YFP imaging and TS fusion protein expression do not affect characterization of PKMζ dynamics in neurons. A, Neurons expressing PKMζ-YFP imaged 10 times show no fluorescence bleaching after image acquisition. B, Fluorescence quantification in dendritic spines over the 10 h imaging period indicates that no fluorescence loss occurred. Error bars indicate SEM. C, Neurons were transfected with PKMζ-TS:YSOG2, TS:YSOG3-PKMζ, or left untransfected (Untrans) and immunoblotted for PKMζ to compare levels of endogenous and TS-driven PKMζ production.
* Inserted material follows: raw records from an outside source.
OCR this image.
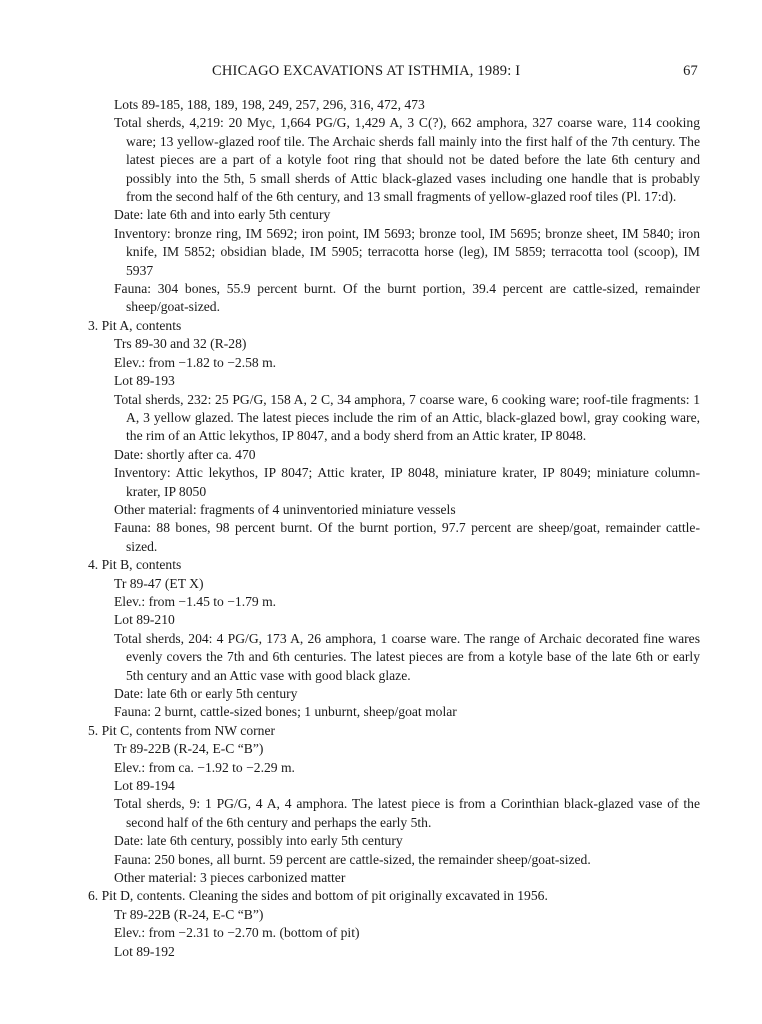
CHICAGO EXCAVATIONS AT ISTHMIA, 1989: I	67

Lots 89-185, 188, 189, 198, 249, 257, 296, 316, 472, 473

Total sherds, 4,219: 20 Myc, 1,664 PG/G, 1,429 A, 3 C(?), 662 amphora, 327 coarse ware, 114 cooking ware; 13 yellow-glazed roof tile. The Archaic sherds fall mainly into the first half of the 7th century. The latest pieces are a part of a kotyle foot ring that should not be dated before the late 6th century and possibly into the 5th, 5 small sherds of Attic black-glazed vases including one handle that is probably from the second half of the 6th century, and 13 small fragments of yellow-glazed roof tiles (Pl. 17:d).

Date: late 6th and into early 5th century

Inventory: bronze ring, IM 5692; iron point, IM 5693; bronze tool, IM 5695; bronze sheet, IM 5840; iron knife, IM 5852; obsidian blade, IM 5905; terracotta horse (leg), IM 5859; terracotta tool (scoop), IM 5937

Fauna: 304 bones, 55.9 percent burnt. Of the burnt portion, 39.4 percent are cattle-sized, remainder sheep/goat-sized.

3. Pit A, contents

Trs 89-30 and 32 (R-28)

Elev.: from −1.82 to −2.58 m.

Lot 89-193

Total sherds, 232: 25 PG/G, 158 A, 2 C, 34 amphora, 7 coarse ware, 6 cooking ware; roof-tile fragments: 1 A, 3 yellow glazed. The latest pieces include the rim of an Attic, black-glazed bowl, gray cooking ware, the rim of an Attic lekythos, IP 8047, and a body sherd from an Attic krater, IP 8048.

Date: shortly after ca. 470

Inventory: Attic lekythos, IP 8047; Attic krater, IP 8048, miniature krater, IP 8049; miniature column-krater, IP 8050

Other material: fragments of 4 uninventoried miniature vessels

Fauna: 88 bones, 98 percent burnt. Of the burnt portion, 97.7 percent are sheep/goat, remainder cattle-sized.

4. Pit B, contents

Tr 89-47 (ET X)

Elev.: from −1.45 to −1.79 m.

Lot 89-210

Total sherds, 204: 4 PG/G, 173 A, 26 amphora, 1 coarse ware. The range of Archaic decorated fine wares evenly covers the 7th and 6th centuries. The latest pieces are from a kotyle base of the late 6th or early 5th century and an Attic vase with good black glaze.

Date: late 6th or early 5th century

Fauna: 2 burnt, cattle-sized bones; 1 unburnt, sheep/goat molar

5. Pit C, contents from NW corner

Tr 89-22B (R-24, E-C “B”)

Elev.: from ca. −1.92 to −2.29 m.

Lot 89-194

Total sherds, 9: 1 PG/G, 4 A, 4 amphora. The latest piece is from a Corinthian black-glazed vase of the second half of the 6th century and perhaps the early 5th.

Date: late 6th century, possibly into early 5th century

Fauna: 250 bones, all burnt. 59 percent are cattle-sized, the remainder sheep/goat-sized.

Other material: 3 pieces carbonized matter

6. Pit D, contents. Cleaning the sides and bottom of pit originally excavated in 1956.

Tr 89-22B (R-24, E-C “B”)

Elev.: from −2.31 to −2.70 m. (bottom of pit)

Lot 89-192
D, Schematic indicating how transfected neurons were treated with BILN for 24 h and then with 50 μg/ml cycloheximide without removing BILN. This blocked new protein synthesis while preventing protease reactivation. Neurons were lysed at 0, 4, 8, and 12 h after cycloheximide addition. E, Western blots tracking PKMζ-TS:YSOG2 and TS:YSOG3-PKMζ using an antibody specific for miniSOG and PKMζ fused only to the T7 epitope tag using an antibody specific for the T7 epitope, performed as described in D; blots demonstrate that each protein degrades similarly. GAPDH was used as a loading control. F, Quantitative analysis of Western blots in E; band intensities were normalized to GAPDH for each lane and plotted as the fraction of protein remaining over time. G, FLAG-TS:YSOG3-PKMζ fusion protein after BILN addition for labeling, after subsequent BILN washout, and after exposure to denaturing conditions. H, Western blots using antibodies specific for miniSOG and the FLAG epitope tag performed on HEK-293A cells expressing FLAG-TS:YSOG3-PKMζ, lysed at 0, 5, and 10 h after BILN washout and simultaneous MG132 addition to visualize all TS peptides. I, Quantitative analysis of Western blots in H; band intensities were normalized to GAPDH for each lane and plotted as the fraction of protein remaining over time.